The plane landed smoothly and a van was waiting to take them and their gear back to the hospital.
She was exhausted now. As soon as she dropped her gear and did her report on what was
done in Kulusuk, she was going to go home and have a shower and sleep. When she got to the hospital she was expecting to see Axel on duty, but he wasn’t.
That’s odd.
She did her quick report and then headed home. When she got home, she had a shower and instead of going to bed, she got dressed and decided to head to Axel’s place to check on him. Something was bothering him.
She wasn’t sure what it was, but there was something wrong and she wanted to make sure that he was okay.
Betty called a cab and was across the town and standing in front of Axel’s door in under thirty minutes. His SUV was in the laneway, so he was home, unless he was out walking somewhere.

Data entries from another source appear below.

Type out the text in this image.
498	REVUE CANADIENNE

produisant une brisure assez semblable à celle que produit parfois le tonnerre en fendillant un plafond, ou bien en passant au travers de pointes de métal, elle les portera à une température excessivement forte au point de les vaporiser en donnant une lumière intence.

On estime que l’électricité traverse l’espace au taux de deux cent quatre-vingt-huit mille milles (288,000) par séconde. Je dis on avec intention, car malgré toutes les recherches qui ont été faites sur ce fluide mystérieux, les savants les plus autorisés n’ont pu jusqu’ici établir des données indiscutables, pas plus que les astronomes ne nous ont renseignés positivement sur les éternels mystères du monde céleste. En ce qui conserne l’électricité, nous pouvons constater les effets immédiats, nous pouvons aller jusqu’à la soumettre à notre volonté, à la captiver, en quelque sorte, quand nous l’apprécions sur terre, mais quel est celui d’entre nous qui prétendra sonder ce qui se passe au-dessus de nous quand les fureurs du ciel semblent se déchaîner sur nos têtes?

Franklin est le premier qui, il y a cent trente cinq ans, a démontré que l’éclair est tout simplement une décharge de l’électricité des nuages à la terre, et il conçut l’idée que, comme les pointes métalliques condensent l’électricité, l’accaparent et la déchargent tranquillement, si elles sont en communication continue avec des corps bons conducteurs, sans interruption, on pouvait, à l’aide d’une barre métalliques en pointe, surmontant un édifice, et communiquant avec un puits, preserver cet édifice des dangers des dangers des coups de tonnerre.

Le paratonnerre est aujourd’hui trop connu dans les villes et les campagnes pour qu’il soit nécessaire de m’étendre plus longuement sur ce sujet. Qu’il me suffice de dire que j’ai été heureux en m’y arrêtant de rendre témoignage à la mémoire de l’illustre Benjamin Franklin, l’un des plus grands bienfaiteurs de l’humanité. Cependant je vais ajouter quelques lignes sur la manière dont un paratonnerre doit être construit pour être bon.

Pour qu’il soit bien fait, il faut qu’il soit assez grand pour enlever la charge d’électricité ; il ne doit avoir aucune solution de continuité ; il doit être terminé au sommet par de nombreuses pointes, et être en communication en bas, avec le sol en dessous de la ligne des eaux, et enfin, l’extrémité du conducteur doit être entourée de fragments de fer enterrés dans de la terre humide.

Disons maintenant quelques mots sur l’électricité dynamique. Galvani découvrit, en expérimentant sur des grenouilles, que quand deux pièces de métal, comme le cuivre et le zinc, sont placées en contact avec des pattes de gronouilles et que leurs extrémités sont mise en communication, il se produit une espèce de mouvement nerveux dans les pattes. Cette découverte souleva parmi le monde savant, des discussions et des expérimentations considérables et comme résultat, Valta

Her pulse was thundering between her ears and she was suddenly very nervous as that rush of desire that she’d felt in the plane came flooding back.
She took a deep breath and knocked on the door.
Axel answered it. There were dark circles under his eyes, he hadn’t shaved and he looked weary. As if he’d been up as long as she had been.
“Hi, you...” Her words were silenced as his arms went around her and his mouth found hers, kissing her as if his life depended on it.
She wrapped her arms around him, her hands in his hair, and she pressed her body against his, but no matter how close she got to him, it wasn’t good enough. She wanted more.
He pulled her inside and they kissed for a few more minutes, her butt pressing into the corner of the small credenza he had in the foyer.
“Ow,” she finally mumbled against his lips.
Axel broke the kiss and looked down. “I’m sorry, did I hurt you?”
“No, it’s just the corner of this thing is digging into me.”
Axel chuckled and lessened his grip on her. “I’m sorry I was so urgent there, but I’ve been sick with worry.”
“You look tired,” she said as he stepped away from her and ran his hand through his hair. “Were you up all night?”
“When you got on that plane... I lost my mind.”
She touched his face. “I’m okay. Flying is safer than driving.”
Axel snorted; it was apparent he’d heard that before. “I just couldn’t think with you up in the sky and me down here... I don’t fly, Betty. Not since the accident and I just couldn’t bear the thought of something happening to you.”